I may go instead for a Vox, Fender Deville, or Egnater
The ‘real’ Bassmans have skyrocketed out of my range. If I’m going to spend 2k, I’ll get me a 6122 59 Country Gentleman !!
Note that Setzer’s Bassman is the later circuit which has the piggyback configuration with the head and separate Fender closed-back cabinet. A closed back cabinet will have a fuller frequency response of tone that you will hear and the definition is better on the low end frequencies vs the early tweed Bassman open-back. The tradeoff is that an open-back will have “wider” spread of sound as it disperses in many directions. The phase cancellations that occur from that spread of sound is a negative though… I generally prefer closed back systems as the speakers also don’t tend to “flub” out on the lows as often as they would in a typical open-back combo. The fact that a closed back sealed enclosure provides some pressure against the cone as it moves air in the cabinet is helpful as well. Good luck!!
I think this is a very fair review. I find in my gigging environment that I don’t get it much above 4 to be honest. And I think that is the sweet spot. I use pedals for my overdrive and the amp is fantastic for that. I’ve only cranked it once in the past but a nice well rounded clean amp is what I use it for and then use a Truetone Double Trouble (808 type circuit) and a Lovepedal Kalamazoo with a Sheraton and A Telecaster.

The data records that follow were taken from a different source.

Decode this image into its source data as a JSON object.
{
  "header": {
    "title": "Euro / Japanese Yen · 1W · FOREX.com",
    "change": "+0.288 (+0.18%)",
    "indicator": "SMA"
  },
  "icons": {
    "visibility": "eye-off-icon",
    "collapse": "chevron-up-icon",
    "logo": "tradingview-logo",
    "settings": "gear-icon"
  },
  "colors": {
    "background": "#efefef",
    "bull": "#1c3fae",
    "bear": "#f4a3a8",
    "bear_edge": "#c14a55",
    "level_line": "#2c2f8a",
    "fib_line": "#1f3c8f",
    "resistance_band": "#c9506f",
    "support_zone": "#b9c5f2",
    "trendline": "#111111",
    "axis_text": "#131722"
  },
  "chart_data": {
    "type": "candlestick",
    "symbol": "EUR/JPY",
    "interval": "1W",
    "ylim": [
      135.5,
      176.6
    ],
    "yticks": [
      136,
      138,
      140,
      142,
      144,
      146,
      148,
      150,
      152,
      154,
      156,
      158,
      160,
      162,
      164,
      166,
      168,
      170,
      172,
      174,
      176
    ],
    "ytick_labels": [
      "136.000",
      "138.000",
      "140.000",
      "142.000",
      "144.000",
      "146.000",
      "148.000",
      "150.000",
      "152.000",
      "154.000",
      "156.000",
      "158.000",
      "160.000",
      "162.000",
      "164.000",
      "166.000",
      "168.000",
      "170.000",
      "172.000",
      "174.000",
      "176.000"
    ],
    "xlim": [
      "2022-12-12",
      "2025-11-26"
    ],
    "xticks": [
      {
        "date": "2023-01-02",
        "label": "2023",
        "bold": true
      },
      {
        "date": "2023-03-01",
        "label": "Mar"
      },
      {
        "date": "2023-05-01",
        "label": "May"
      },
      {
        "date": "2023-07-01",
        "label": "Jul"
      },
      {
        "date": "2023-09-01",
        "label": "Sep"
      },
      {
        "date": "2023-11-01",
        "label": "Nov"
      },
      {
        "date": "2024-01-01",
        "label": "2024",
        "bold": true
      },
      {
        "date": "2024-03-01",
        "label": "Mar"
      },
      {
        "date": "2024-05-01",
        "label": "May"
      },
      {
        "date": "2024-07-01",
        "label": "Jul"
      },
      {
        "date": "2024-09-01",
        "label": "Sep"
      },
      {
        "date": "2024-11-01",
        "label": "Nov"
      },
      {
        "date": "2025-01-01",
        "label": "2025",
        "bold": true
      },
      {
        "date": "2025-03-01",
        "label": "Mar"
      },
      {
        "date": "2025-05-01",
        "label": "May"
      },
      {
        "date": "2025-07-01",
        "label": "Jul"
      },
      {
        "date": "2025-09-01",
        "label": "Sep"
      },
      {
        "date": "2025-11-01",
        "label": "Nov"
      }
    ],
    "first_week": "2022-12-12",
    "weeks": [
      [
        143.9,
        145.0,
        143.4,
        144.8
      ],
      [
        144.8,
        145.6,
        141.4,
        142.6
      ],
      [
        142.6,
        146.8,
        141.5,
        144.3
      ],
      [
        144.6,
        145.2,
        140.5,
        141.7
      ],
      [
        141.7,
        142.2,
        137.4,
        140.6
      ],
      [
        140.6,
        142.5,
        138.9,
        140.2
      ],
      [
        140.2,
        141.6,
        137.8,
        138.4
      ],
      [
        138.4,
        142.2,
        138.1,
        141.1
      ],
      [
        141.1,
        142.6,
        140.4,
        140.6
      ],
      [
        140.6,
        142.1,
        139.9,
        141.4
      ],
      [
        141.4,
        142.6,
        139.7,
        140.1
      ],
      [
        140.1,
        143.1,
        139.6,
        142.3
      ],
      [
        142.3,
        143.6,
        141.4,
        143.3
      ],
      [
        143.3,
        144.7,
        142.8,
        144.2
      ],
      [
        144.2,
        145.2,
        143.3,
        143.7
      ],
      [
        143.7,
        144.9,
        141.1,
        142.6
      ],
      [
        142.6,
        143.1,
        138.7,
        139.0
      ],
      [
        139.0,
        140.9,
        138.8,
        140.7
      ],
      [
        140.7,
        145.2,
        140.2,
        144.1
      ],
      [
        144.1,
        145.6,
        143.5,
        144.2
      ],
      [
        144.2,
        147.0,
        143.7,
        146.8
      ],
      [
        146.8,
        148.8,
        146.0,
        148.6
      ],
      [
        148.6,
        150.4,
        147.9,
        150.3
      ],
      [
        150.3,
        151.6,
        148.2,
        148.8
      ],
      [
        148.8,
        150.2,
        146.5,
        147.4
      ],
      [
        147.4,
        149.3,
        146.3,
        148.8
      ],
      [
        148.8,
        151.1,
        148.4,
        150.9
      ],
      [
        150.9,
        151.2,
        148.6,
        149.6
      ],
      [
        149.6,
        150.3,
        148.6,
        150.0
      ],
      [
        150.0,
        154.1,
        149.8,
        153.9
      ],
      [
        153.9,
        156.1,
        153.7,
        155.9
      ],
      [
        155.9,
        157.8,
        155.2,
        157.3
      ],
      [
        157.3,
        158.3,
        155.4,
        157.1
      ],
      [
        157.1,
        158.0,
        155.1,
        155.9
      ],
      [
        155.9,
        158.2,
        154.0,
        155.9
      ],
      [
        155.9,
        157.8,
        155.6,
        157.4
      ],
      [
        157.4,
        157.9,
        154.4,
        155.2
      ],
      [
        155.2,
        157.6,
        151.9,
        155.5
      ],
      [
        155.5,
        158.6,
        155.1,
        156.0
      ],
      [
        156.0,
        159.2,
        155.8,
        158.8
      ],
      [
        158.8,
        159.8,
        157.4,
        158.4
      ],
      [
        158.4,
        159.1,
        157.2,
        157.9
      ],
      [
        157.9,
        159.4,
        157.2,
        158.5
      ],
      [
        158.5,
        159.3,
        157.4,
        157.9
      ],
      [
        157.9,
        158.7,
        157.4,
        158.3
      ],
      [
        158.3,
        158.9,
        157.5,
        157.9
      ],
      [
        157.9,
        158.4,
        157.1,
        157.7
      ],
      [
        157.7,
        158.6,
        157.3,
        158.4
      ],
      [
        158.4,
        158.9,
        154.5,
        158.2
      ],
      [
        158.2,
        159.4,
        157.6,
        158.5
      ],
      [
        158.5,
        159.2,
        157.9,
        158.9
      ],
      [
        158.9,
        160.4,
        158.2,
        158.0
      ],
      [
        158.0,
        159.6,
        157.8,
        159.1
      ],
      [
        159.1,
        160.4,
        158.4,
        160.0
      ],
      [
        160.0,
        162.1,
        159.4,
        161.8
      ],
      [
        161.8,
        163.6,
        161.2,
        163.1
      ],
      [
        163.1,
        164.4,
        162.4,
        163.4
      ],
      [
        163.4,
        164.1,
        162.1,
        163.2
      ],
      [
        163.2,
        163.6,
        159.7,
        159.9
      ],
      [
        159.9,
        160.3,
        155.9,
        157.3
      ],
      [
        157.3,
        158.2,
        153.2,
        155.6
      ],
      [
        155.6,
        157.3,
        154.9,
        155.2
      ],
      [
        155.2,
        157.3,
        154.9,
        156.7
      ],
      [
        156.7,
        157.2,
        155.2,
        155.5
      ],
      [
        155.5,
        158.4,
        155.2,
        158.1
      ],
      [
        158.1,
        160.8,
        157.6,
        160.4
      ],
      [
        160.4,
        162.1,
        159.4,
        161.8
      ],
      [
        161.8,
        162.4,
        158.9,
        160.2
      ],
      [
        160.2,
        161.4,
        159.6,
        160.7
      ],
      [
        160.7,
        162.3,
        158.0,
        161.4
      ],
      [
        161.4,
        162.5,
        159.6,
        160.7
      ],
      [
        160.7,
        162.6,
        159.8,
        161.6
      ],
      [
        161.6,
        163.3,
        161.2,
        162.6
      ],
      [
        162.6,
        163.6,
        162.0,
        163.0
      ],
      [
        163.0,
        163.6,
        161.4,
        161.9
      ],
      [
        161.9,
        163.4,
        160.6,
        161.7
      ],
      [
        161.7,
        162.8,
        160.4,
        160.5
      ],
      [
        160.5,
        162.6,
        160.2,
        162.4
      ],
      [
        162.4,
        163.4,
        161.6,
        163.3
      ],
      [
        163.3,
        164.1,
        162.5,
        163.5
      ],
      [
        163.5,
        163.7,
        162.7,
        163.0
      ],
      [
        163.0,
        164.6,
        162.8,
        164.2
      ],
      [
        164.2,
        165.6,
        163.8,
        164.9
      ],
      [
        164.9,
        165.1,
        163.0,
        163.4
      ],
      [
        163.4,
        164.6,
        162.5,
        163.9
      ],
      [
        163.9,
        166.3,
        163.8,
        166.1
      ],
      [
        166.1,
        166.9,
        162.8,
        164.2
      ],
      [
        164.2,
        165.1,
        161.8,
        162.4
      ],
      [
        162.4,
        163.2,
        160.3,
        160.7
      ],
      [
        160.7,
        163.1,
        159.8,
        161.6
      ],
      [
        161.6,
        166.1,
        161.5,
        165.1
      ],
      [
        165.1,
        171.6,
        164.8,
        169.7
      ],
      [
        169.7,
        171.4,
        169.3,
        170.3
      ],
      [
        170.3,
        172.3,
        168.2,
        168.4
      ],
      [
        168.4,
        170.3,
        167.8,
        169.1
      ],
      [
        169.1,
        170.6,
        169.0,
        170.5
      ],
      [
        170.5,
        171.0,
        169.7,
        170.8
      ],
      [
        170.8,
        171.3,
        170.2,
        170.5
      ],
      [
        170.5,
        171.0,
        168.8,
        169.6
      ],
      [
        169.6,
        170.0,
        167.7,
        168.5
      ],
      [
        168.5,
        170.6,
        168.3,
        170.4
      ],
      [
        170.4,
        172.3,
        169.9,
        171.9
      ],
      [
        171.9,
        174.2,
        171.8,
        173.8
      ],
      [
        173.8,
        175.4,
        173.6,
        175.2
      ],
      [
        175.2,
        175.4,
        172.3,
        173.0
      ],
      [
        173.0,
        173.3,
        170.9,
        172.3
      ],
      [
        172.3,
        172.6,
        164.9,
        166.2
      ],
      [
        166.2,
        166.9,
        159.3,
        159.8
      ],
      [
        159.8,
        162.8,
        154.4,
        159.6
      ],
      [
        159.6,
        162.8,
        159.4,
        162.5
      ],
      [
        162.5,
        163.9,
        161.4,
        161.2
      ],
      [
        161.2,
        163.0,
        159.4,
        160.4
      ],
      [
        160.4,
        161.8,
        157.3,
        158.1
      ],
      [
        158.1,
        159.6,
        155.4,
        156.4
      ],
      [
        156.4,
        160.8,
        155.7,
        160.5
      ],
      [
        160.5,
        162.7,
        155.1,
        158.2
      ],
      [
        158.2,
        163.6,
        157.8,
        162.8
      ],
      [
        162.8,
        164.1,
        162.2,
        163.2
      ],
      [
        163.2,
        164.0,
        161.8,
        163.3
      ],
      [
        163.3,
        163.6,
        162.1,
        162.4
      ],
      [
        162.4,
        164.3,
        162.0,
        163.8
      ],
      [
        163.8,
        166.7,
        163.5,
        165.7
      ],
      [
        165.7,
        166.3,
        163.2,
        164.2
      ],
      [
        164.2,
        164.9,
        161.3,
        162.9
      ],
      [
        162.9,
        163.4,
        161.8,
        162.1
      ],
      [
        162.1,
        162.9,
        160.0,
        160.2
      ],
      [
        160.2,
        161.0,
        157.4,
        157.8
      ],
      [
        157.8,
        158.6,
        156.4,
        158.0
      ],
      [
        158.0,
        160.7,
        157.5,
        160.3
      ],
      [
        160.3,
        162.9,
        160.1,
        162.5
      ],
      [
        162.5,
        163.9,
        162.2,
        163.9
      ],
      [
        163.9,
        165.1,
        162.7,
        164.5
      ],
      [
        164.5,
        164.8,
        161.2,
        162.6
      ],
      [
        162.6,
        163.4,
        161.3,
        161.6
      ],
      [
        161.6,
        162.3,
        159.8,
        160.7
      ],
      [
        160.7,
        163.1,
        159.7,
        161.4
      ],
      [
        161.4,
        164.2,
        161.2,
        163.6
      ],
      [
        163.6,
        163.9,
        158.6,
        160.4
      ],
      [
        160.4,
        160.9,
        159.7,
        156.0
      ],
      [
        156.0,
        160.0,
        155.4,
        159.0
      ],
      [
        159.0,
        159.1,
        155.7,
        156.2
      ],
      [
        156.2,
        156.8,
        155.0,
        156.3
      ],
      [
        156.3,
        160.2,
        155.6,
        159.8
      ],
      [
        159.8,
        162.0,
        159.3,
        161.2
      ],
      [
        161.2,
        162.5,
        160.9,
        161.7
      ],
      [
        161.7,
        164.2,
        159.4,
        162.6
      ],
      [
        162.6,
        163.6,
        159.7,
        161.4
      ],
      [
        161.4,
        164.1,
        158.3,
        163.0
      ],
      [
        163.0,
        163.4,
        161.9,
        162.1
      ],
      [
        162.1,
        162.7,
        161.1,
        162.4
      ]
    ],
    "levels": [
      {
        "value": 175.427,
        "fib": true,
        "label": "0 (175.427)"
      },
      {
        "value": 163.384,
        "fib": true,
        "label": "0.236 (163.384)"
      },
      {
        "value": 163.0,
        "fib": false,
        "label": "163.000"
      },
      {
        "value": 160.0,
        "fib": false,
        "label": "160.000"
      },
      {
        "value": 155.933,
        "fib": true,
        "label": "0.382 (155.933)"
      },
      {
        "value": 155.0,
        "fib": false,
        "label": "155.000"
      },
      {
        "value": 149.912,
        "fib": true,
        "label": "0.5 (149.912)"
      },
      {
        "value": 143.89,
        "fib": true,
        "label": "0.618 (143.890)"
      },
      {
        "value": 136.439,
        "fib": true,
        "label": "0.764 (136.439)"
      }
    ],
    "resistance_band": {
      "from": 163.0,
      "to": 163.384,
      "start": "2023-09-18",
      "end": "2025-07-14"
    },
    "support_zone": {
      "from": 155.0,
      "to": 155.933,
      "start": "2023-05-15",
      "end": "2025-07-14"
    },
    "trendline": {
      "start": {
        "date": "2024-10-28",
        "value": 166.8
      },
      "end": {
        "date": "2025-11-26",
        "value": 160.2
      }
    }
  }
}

I bought a ‘59 Bassman LTD (Blondeman Limited Edition) in
August 2015, and think it is the best amp I have ever played through. Forget
trying to crank it to get overdrive, though it is quite capable in that role.
The key to unlocking the best of this amplifier is cranking the midrange to 10 or more and using the normal channel , at a volume right around 3. I
thought the same as the author and others on this site for a couple of months
regarding a trebly, brittle sound. However, the tone stack is deceiving. Even
with the midrange cranked and the other tone controls around halfway, it is
still even in terms of frequencies. Use a Marshall Guv’nor Plus (no longer
made) for overdrive, you get the magic Fender cleans with growling, punchy,
tight Marshall overdrive from the pedal. In this configuration, it narrowly
beats my 1994 USA-made Blues DeVille, and makes other amps sound cheap. Try
this combination and watch people with Mesas, Marshalls, Blackstars and other
Fenders turn green with envy.
Thanks for the comments and feedback. Indeed, Fenders are fantastic with pedals (for example, we loved the pre-CBS ’64 Super Reverb run clean with just about any distortion in front of it). The ’59 Bassman LTD’s weakest link are its speakers. It’s been a long time since that review, but the magic of the original Bassman is in its ability to overdrive on its own and just be given a little push to get a growling fat overdriven tone. The LTD just isn’t setup to do what the originals can and again, I put most of the blame on the speakers (other details like the components, etc. are just relatively minor details). Bottom line is you’ve found an amp that works for you and that’s what counts!